For Buyers: Validate the Asking Multiple

  1. 1

    Request trailing 12-month and 3-year P&L with bank statement backup before making an offer. If a Courier & Last-Mile Delivery seller cannot produce reconciled financials, that signals what the full diligence process will look like.

  2. 2

    Verify the customer contract quality claims independently — pull contract copies, renewal documentation, and client-level revenue data. This is the primary driver of whether this Courier & Last-Mile Delivery is worth 4.5x or 2.5x.

  3. 3

    Assess driver classification compliance directly: ask which revenue or client relationships depend on the current owner personally, and what the transition plan is. An exit-ready seller has already worked through this.

  4. 4

    Model your SBA debt service against verified EBITDA before signing the LOI. At current rates, a $1M SBA 7(a) loan runs approximately $13,000/month over 10 years — the business needs at least 1.25x debt service coverage after a market-rate manager salary.

Frequently Asked Questions

What EBITDA multiple should I expect for my courier business?

Most courier businesses with $300K–$1M EBITDA sell at 2.5x–4.5x. Clean contracts, diversified customers, and a modern fleet push you toward the high end; owner-dependency and fleet issues pull you lower.

Does an Amazon DSP or FedEx Ground route business sell at a premium?

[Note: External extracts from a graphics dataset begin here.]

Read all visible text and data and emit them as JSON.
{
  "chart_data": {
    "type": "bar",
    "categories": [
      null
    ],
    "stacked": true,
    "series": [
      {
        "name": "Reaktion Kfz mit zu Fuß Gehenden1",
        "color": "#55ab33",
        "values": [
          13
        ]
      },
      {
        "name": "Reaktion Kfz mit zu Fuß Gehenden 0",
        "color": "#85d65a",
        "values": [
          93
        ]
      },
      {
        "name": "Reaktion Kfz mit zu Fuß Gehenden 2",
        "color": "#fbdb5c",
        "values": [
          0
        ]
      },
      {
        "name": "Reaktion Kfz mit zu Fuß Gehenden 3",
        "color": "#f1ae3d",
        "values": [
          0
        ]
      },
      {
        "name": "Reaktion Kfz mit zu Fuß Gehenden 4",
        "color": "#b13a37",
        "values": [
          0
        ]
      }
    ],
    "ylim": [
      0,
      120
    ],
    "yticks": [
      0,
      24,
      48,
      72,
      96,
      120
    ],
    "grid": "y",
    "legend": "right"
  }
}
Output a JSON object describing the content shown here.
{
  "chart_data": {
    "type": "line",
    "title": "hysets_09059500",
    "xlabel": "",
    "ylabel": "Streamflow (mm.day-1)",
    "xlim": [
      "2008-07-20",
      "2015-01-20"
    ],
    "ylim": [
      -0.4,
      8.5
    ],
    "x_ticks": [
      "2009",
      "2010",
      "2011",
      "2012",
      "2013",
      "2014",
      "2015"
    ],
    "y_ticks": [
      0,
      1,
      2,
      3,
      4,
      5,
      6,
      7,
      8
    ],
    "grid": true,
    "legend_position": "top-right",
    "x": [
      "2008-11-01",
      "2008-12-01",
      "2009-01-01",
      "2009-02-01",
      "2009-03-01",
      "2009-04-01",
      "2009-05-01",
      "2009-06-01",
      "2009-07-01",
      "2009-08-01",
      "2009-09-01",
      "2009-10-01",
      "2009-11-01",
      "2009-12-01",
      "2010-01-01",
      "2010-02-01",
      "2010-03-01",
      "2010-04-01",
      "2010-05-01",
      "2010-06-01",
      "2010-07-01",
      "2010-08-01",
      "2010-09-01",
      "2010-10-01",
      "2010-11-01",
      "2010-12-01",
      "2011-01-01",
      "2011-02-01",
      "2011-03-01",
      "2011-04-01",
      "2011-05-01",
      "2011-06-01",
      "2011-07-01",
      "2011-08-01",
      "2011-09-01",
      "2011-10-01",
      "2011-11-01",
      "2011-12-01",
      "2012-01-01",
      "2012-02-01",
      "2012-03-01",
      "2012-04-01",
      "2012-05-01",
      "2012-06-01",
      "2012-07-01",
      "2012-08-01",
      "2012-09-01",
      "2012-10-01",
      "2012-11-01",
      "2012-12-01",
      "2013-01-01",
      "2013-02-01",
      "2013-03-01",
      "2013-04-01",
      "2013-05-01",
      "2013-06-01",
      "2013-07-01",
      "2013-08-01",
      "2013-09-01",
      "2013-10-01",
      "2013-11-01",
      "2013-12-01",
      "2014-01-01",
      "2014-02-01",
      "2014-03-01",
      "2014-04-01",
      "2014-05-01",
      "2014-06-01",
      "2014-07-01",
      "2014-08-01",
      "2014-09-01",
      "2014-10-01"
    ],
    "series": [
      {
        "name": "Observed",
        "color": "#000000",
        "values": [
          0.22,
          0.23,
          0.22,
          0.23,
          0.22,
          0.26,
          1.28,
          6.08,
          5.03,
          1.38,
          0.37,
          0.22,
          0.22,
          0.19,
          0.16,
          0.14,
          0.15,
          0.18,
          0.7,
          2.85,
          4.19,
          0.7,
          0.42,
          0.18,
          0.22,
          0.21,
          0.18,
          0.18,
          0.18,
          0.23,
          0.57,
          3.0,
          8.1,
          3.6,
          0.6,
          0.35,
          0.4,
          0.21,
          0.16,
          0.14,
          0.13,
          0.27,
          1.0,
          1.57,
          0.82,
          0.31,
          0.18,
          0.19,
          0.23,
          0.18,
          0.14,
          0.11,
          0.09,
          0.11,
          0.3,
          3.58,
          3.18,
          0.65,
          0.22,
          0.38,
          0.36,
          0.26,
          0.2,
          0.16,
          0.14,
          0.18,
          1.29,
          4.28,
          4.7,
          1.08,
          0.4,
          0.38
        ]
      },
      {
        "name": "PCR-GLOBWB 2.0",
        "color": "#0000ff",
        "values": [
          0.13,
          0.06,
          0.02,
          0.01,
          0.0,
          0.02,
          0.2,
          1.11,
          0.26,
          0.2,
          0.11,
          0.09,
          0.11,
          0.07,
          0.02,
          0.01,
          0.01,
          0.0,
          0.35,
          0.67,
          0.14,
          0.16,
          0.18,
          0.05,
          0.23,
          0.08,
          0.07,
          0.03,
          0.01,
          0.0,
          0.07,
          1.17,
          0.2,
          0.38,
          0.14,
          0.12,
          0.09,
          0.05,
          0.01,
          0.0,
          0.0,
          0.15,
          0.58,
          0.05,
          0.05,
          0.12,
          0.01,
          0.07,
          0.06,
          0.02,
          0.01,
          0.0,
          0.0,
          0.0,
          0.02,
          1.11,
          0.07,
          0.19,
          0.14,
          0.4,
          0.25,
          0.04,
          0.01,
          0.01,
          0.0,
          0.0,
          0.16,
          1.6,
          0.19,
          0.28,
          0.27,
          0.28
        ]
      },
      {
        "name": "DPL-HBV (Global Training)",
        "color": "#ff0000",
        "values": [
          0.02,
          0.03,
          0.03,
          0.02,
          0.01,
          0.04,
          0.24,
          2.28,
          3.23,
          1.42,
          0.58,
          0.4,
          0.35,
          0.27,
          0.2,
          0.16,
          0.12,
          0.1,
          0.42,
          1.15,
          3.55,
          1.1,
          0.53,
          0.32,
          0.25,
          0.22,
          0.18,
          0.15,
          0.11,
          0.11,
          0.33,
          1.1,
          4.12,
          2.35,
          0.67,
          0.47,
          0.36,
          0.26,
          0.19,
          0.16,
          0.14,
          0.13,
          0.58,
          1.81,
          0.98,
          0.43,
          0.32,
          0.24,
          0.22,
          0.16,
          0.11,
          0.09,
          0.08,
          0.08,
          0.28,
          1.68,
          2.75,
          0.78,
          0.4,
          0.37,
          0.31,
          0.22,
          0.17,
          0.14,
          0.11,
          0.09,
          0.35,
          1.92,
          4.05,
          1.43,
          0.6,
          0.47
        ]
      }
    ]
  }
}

Not necessarily. Single-contract dependency on Amazon or FedEx is a concentration risk that buyers discount heavily. These deals often require earnouts tied to contract continuation and trade at 2.5x–3.25x.

How does driver classification affect my sale price?

Unresolved IC misclassification is one of the most common deal-killers in courier acquisitions. Buyers and SBA lenders require clean classification or remediation before closing. Address this 12+ months before going to market.

Can I finance a courier business acquisition with an SBA loan?

Yes. Courier businesses are SBA 7(a) eligible when they show $300K+ EBITDA, clean financials, and diversified revenue. Buyers typically inject 10–15% equity with the remainder financed through SBA and a small seller note.